Admittedly I have only seen Inside as of recent but I'm still fairly confident in this placing of the list as Beatrice Dalle is absolutely horrifying as The Woman. As Dalle is rather beautiful in real life her performance deforms her, moments of lighting and her eerie expressions create an uneasy sense to The Woman. But at the core is where the real horror lies as her mental stability is non existent. Her motive in itself is simply scary as she breaks into a severely pregnant woman's house with intent to kill her and take her baby. There seems to be an astonishing lack of conscious for her as she goes to exceedingly bloody lengths to kill Sara (pregnant woman). It varies from her outbursts, that result in violent consequences, to her more intricate acts, that also end in brutality. Basically she has no intention of stopping until she gets what she wants, making her quite deadly.

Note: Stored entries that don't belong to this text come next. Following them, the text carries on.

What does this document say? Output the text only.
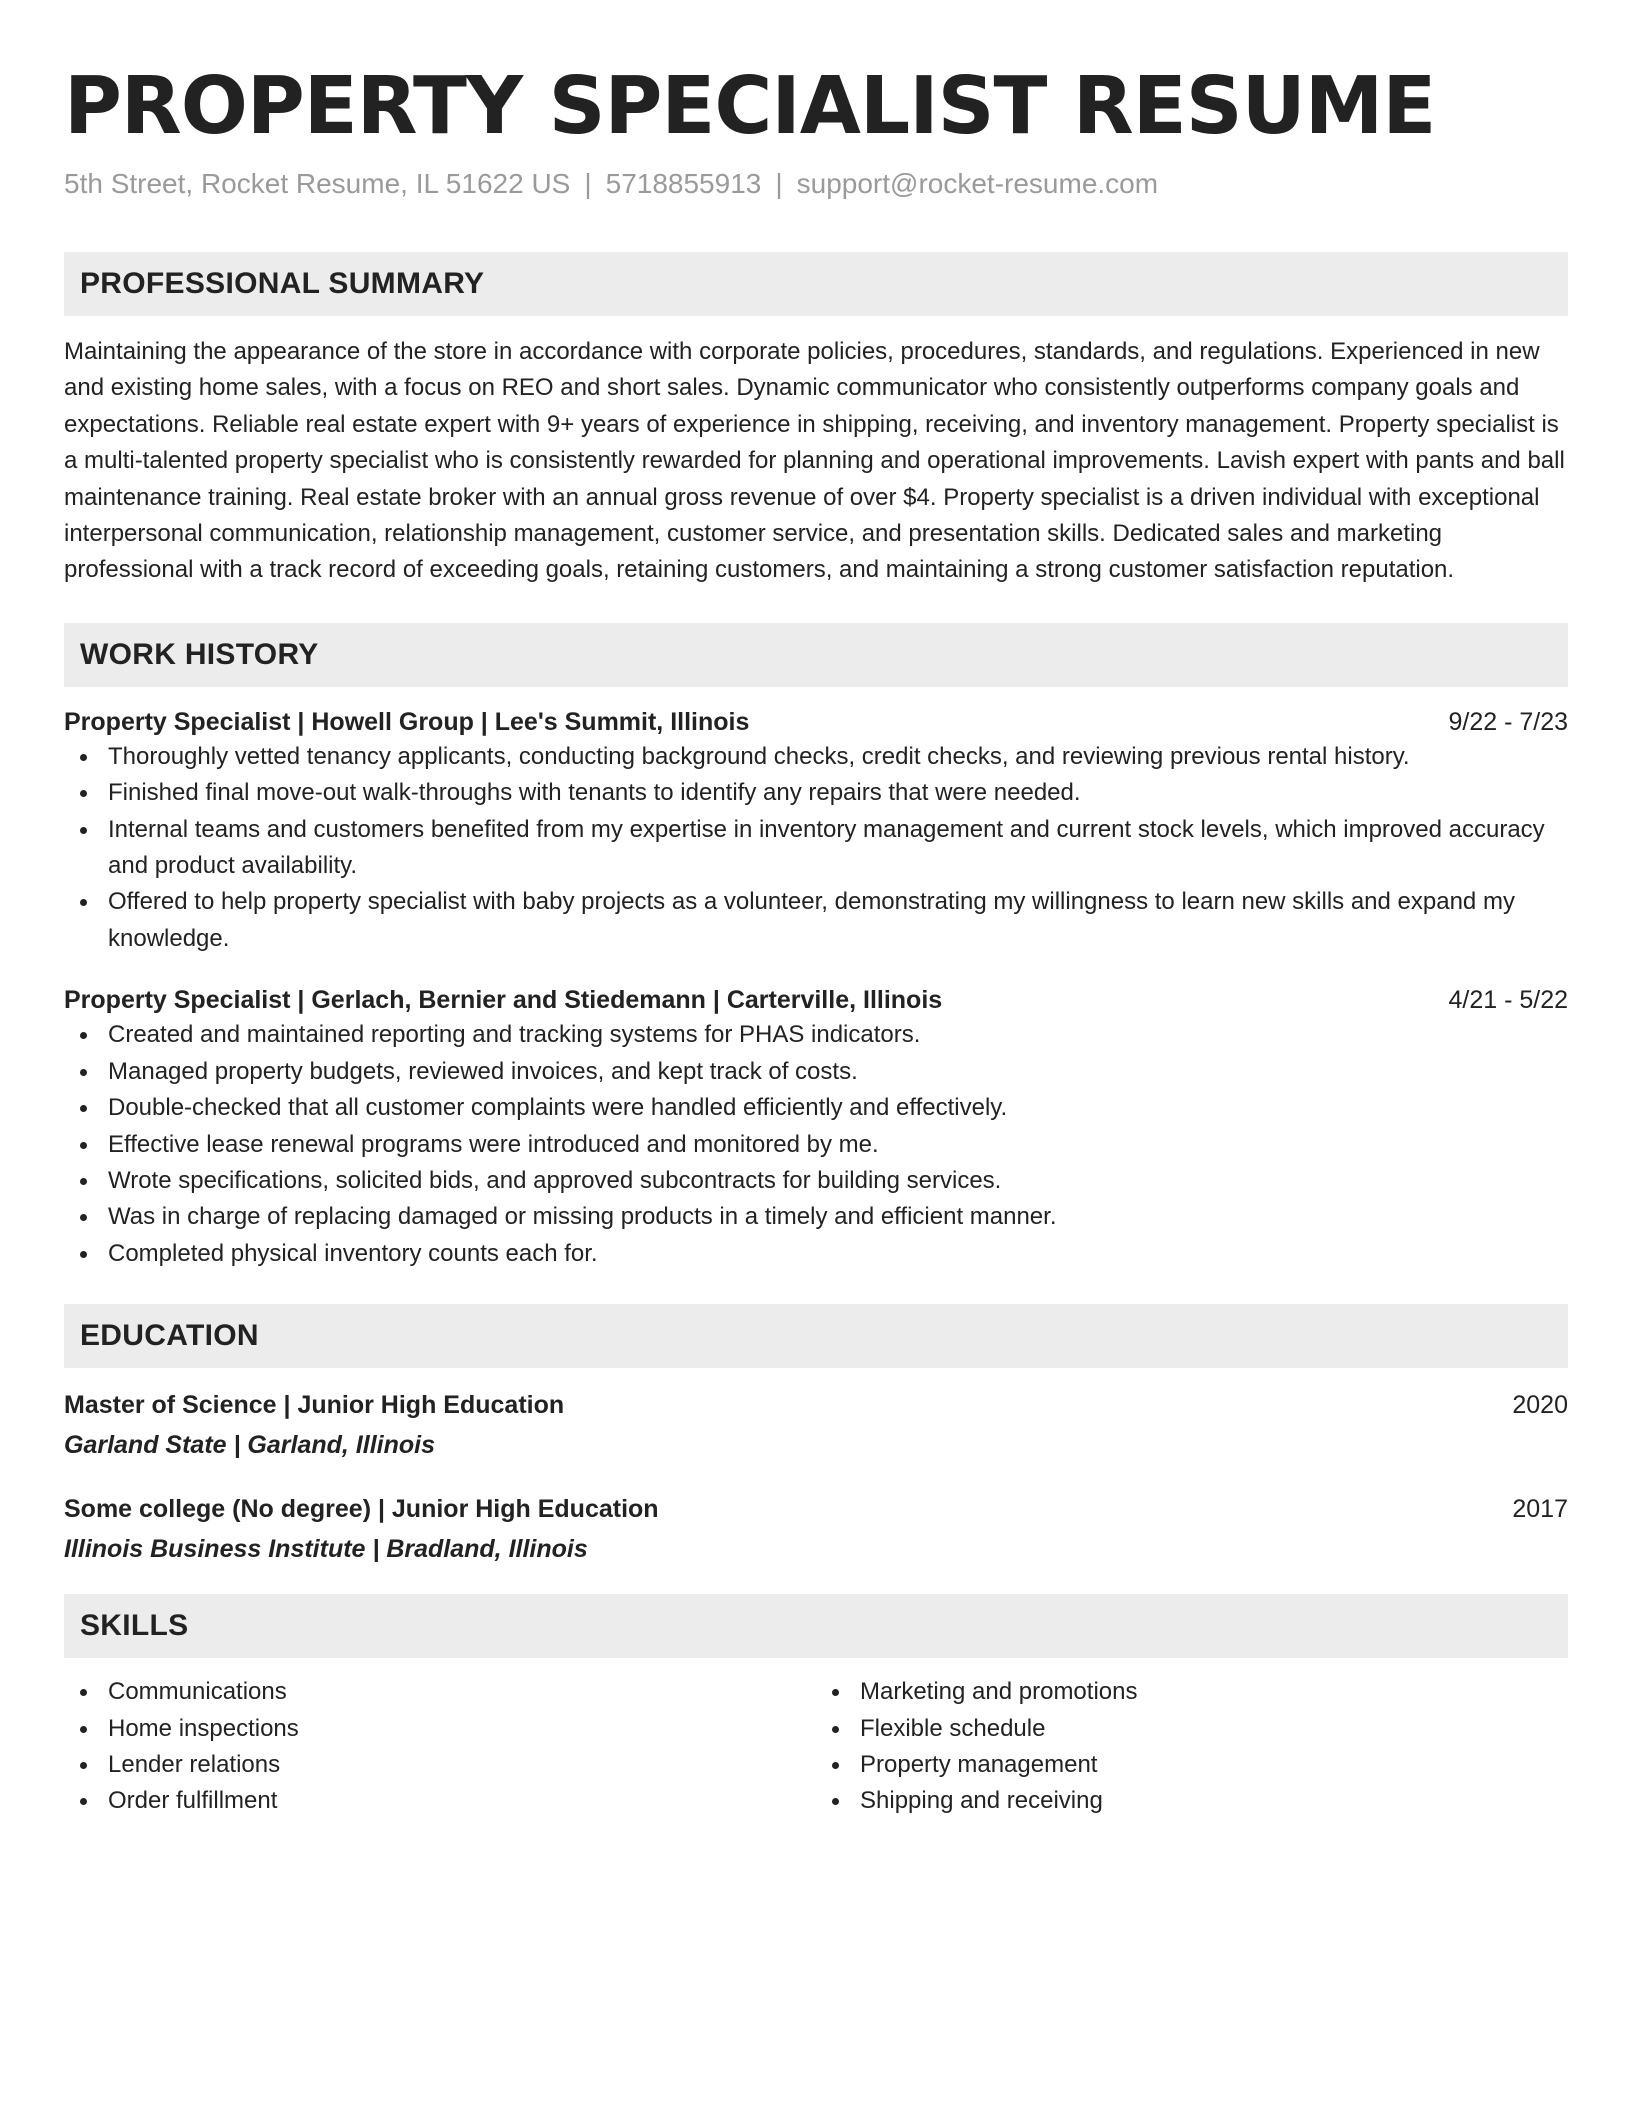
PROPERTY SPECIALIST RESUME
5th Street, Rocket Resume, IL 51622 US | 5718855913 | support@rocket-resume.com
PROFESSIONAL SUMMARY
Maintaining the appearance of the store in accordance with corporate policies, procedures, standards, and regulations. Experienced in new and existing home sales, with a focus on REO and short sales. Dynamic communicator who consistently outperforms company goals and expectations. Reliable real estate expert with 9+ years of experience in shipping, receiving, and inventory management. Property specialist is a multi-talented property specialist who is consistently rewarded for planning and operational improvements. Lavish expert with pants and ball maintenance training. Real estate broker with an annual gross revenue of over $4. Property specialist is a driven individual with exceptional interpersonal communication, relationship management, customer service, and presentation skills. Dedicated sales and marketing professional with a track record of exceeding goals, retaining customers, and maintaining a strong customer satisfaction reputation.
WORK HISTORY
Property Specialist | Howell Group | Lee's Summit, Illinois	9/22 - 7/23
Thoroughly vetted tenancy applicants, conducting background checks, credit checks, and reviewing previous rental history.
Finished final move-out walk-throughs with tenants to identify any repairs that were needed.
Internal teams and customers benefited from my expertise in inventory management and current stock levels, which improved accuracy and product availability.
Offered to help property specialist with baby projects as a volunteer, demonstrating my willingness to learn new skills and expand my knowledge.
Property Specialist | Gerlach, Bernier and Stiedemann | Carterville, Illinois	4/21 - 5/22
Created and maintained reporting and tracking systems for PHAS indicators.
Managed property budgets, reviewed invoices, and kept track of costs.
Double-checked that all customer complaints were handled efficiently and effectively.
Effective lease renewal programs were introduced and monitored by me.
Wrote specifications, solicited bids, and approved subcontracts for building services.
Was in charge of replacing damaged or missing products in a timely and efficient manner.
Completed physical inventory counts each for.
EDUCATION
Master of Science | Junior High Education	2020
Garland State | Garland, Illinois
Some college (No degree) | Junior High Education	2017
Illinois Business Institute | Bradland, Illinois
SKILLS
Communications
Home inspections
Lender relations
Order fulfillment
Marketing and promotions
Flexible schedule
Property management
Shipping and receiving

#1 Annie Wilkes of Misery (1990)

First, let's not deny that Kathy Bates is simply brilliant in Misery. There's no performance that can duplicate Annie's absolute madness and unrequited love of author Paul Sheldon, and I feel any attempt otherwise would be laughable next to Bates. I've always attributed Misery to not really be a familiar horror, in that it's not likely to happen to you. Yet it's still scary, and I accredit most of it to Stephen King's delusional and unstable number one fan, Annie. There's a wonderfully misleading quality to Annie as she looks and posses the gentle soul of a nurse, but equally has quite vicious tendencies when properly provoked. The sledgehammer is undoubtedly the favorite but I love noting the scene where she gets worked up about the chapter plays, as it that proves both humorous and unnerving. Of course there as so many more moments where you get to see the true nature of Annie's sanity, or lack thereof, and it's apparent that she's willing capable to do anything. Reason being she's my number one scariest woman in horror.

Honorable Mentions: Alex (Glen Close) from Fatal Attraction (1987), Evelyn (Jessica Walter) from Play Misty for Me (1971), Mrs. Voorhees from Friday the 13th (1980), Asami (Eihi Shiina) from Audition (1999), Baby Jane (Bette Davis) from What Ever Happened to Baby Jane (1962), Ally (Jennifer Jason Leigh) from Single White Female (1982), and Pauline from Excision (2012).